От этого открытия мне стало не по себе – никогда еще я ни в кого не влюблялась! Мало того, я поняла, что все это время – начиная с того момента, когда я села в самолет и была самым бестактным и наглым образом истыкана острыми коленками сидящего позади соседа, и заканчивая приездом сюда, к родителям Марата, пока не увидела юношу с увесистым утюгом в руке и «муругим» взглядом, – пребывала в состоянии томления и предвкушения, а лучше будет сказать, предчувствия любви. Пока ум мой дремал, душа и тело знали наверняка, что ждет меня впереди.
До шести утра мне все мерещились в полусне миндалевидные, искрящиеся, полные жизни и безрассудного озорства, изумрудного цвета глаза, римский нос, брови, приподнятые в удивлении (левая – выше правой), губы – чуть припухлые, с четким контуром. В конце концов нарисовался передо мной весь его образ: в светлых брюках и рубашке, застегнутой небрежно, с болтающейся верхней пуговицей. И странное дело – ночью самолеты отчего-то не летали...

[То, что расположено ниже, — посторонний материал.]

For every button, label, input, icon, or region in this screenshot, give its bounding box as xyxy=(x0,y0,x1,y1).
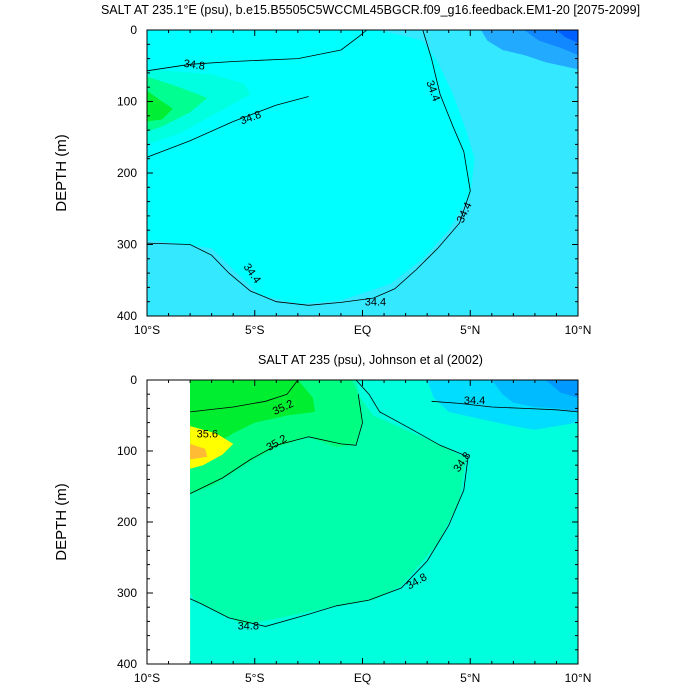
y-tick-label: 200 xyxy=(117,515,137,529)
x-tick-label: 10°N xyxy=(565,323,592,337)
filled-region-4 xyxy=(190,443,208,460)
y-axis-label: DEPTH (m) xyxy=(53,483,70,561)
filled-region-3 xyxy=(147,90,173,122)
contour-line-2 xyxy=(189,394,363,494)
y-tick-label: 400 xyxy=(117,657,137,671)
contour-label: 35.6 xyxy=(197,428,218,440)
x-tick-label: EQ xyxy=(354,323,371,337)
chart-title: SALT AT 235.1°E (psu), b.e15.B5505C5WCCM… xyxy=(101,3,640,17)
y-tick-label: 0 xyxy=(130,373,137,387)
x-tick-label: 5°S xyxy=(245,323,264,337)
y-tick-label: 100 xyxy=(117,444,137,458)
contour-line-1 xyxy=(146,96,309,158)
contour-line-6 xyxy=(431,400,579,413)
y-axis-label: DEPTH (m) xyxy=(53,134,70,212)
y-tick-label: 200 xyxy=(117,166,137,180)
x-tick-label: 5°S xyxy=(245,671,264,685)
y-tick-label: 100 xyxy=(117,95,137,109)
filled-region-3 xyxy=(190,426,234,469)
chart-title: SALT AT 235 (psu), Johnson et al (2002) xyxy=(258,353,483,367)
y-tick-label: 300 xyxy=(117,238,137,252)
contour-label: 34.8 xyxy=(183,58,206,73)
chart-panel-bottom: 35.235.6 35.234.834.834.834.410°S 5°S EQ 5°N… xyxy=(53,353,591,685)
x-tick-label: 5°N xyxy=(460,671,480,685)
contour-label: 34.4 xyxy=(365,297,386,309)
contour-line-4 xyxy=(146,242,342,306)
filled-region-6 xyxy=(556,30,578,43)
x-tick-label: 10°S xyxy=(134,671,160,685)
chart-panel-top: 34.834.834.434.434.434.410°S 5°S EQ 5°N 10°N… xyxy=(53,3,640,337)
y-tick-label: 400 xyxy=(117,309,137,323)
y-tick-label: 300 xyxy=(117,586,137,600)
x-tick-label: 10°S xyxy=(134,323,160,337)
y-tick-label: 0 xyxy=(130,23,137,37)
contour-line-3 xyxy=(189,379,469,627)
contour-line-0 xyxy=(146,29,368,72)
contour-label: 34.4 xyxy=(464,395,485,407)
x-tick-label: 10°N xyxy=(565,671,592,685)
contour-line-0 xyxy=(190,379,299,413)
contour-label: 34.8 xyxy=(238,621,259,633)
filled-region-7 xyxy=(545,380,578,398)
x-tick-label: 5°N xyxy=(460,323,480,337)
x-tick-label: EQ xyxy=(354,671,371,685)
contour-line-2 xyxy=(340,29,471,303)
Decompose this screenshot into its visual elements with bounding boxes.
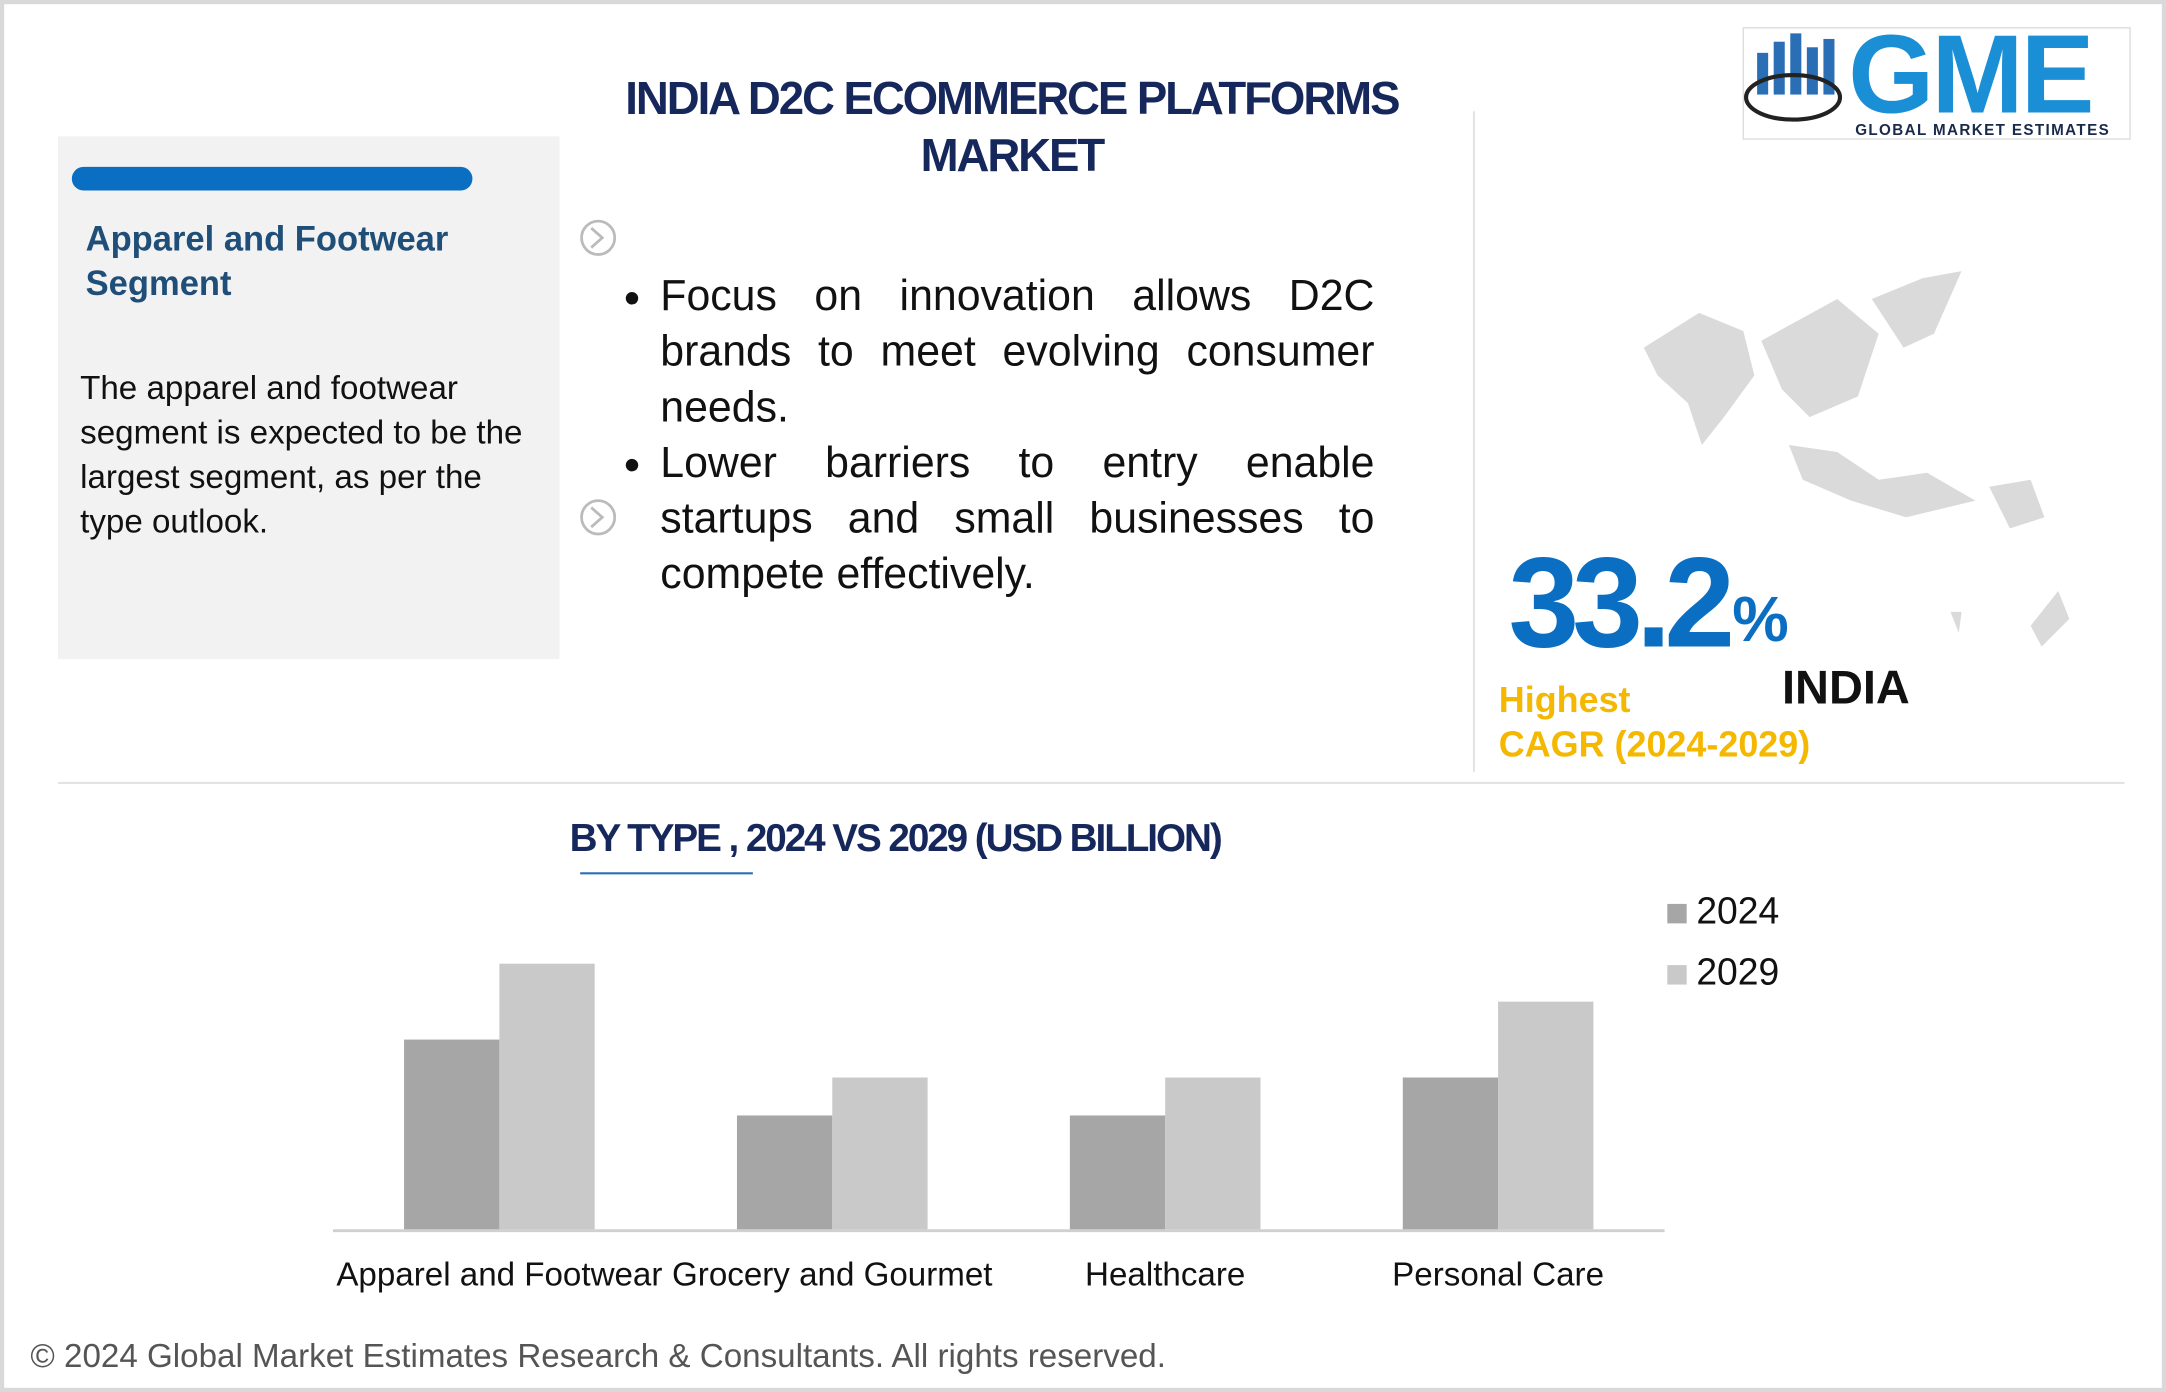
stat-unit: %: [1732, 582, 1789, 655]
legend-swatch: [1667, 965, 1687, 985]
bar: [736, 1115, 833, 1230]
bar: [832, 1077, 928, 1230]
logo-icon: [1757, 33, 1835, 95]
panel-text: The apparel and footwear segment is expe…: [80, 369, 523, 541]
logo-globe: [1743, 73, 1843, 122]
legend-label: 2029: [1696, 951, 1779, 993]
x-tick-label: Personal Care: [1392, 1256, 1604, 1293]
x-tick-label: Apparel and Footwear: [336, 1256, 662, 1293]
bar: [1402, 1077, 1499, 1230]
bar: [1069, 1115, 1166, 1230]
stat-label: Highest: [1498, 678, 1631, 721]
stat-value: 33.2: [1508, 532, 1735, 675]
bullet: Lower barriers to entry enable startups …: [660, 435, 1374, 602]
stat-region: INDIA: [1781, 661, 1910, 715]
legend-swatch: [1667, 903, 1687, 924]
arrow-icon: [580, 219, 617, 536]
chart-title: BY TYPE , 2024 VS 2029 (USD BILLION): [570, 817, 1221, 860]
footer: © 2024 Global Market Estimates Research …: [30, 1337, 1166, 1376]
plot: Apparel and Footwear Grocery and Gourmet H…: [336, 889, 1779, 1293]
panel-accent: [71, 166, 473, 191]
x-tick-label: Healthcare: [1085, 1256, 1245, 1293]
bullet-list: Focus on innovation allows D2C brands to…: [594, 268, 1374, 602]
segment-panel: Apparel and Footwear Segment The apparel…: [58, 136, 560, 660]
x-tick-label: Grocery and Gourmet: [672, 1256, 992, 1293]
panel-title: Apparel and Footwear Segment: [85, 219, 449, 304]
stat-label: CAGR (2024-2029): [1498, 723, 1811, 765]
bar: [1165, 1077, 1261, 1230]
bar: [404, 1039, 500, 1230]
page-title: INDIA D2C ECOMMERCE PLATFORMS MARKET: [625, 72, 1400, 181]
legend-label: 2024: [1696, 889, 1779, 931]
bullet: Focus on innovation allows D2C brands to…: [660, 268, 1374, 435]
logo-text: GME: [1848, 12, 2094, 137]
bar: [499, 963, 595, 1230]
logo-subtext: GLOBAL MARKET ESTIMATES: [1855, 122, 2111, 140]
map: [1643, 271, 2070, 647]
bar: [1498, 1001, 1594, 1230]
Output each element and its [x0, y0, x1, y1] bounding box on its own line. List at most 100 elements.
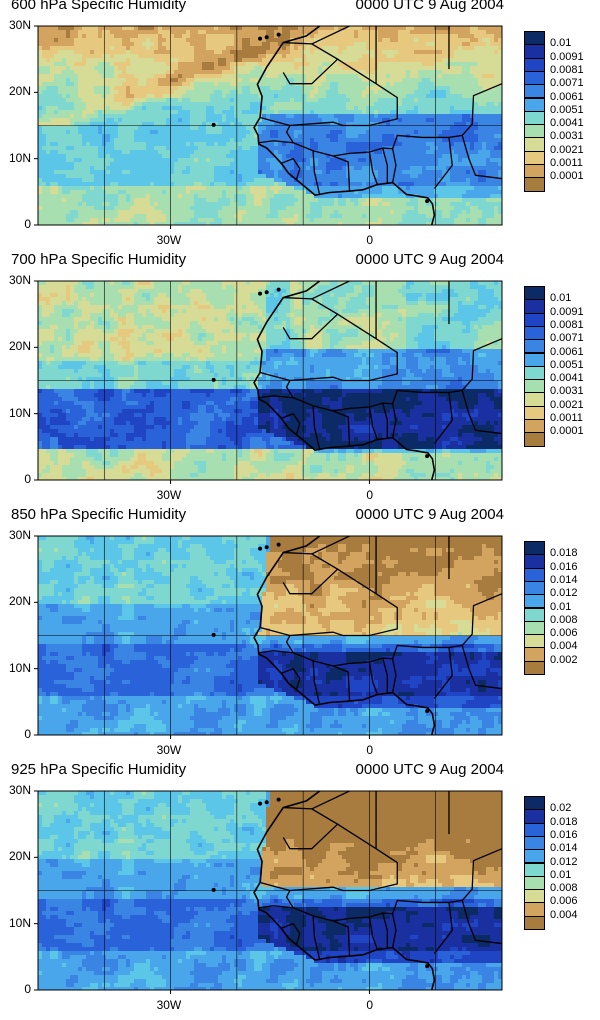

Когда пластмассовая птичка-невеличка отсчитывала семь утра, я наконец провалилась в сон. Я шла куда-то, мягко ступая рядом с Варфоломеем. Мы шли посреди пустыни, впереди плескалось море, по левую руку паслось стадо исхудавших баранов, по правую – двадцать низкорослых смуглых мужчин ползали на четвереньках и жевали кактусы. Я обернулась – вдали неподвижно стояла вдова, закутанная в фиолетовую тряпку. Она что-то крикнула мне, пытаясь скинуть с себя траур. Она рвала на себе одежды, потом разделась догола, и я узнала во вдовице жирдяйку Тимохину. Круглая отличница топтала лиловые тряпки ногами и, размахивая руками, возмущалась: «А я что – обязана, что ли?»
Я медленно погружалась в сон, словно в пучину морскую, все глубже и глубже, к самому дну – так, что уже не слышала окружающих звуков ожившего дома и позывных выскакивающей каждые полчаса кукушки.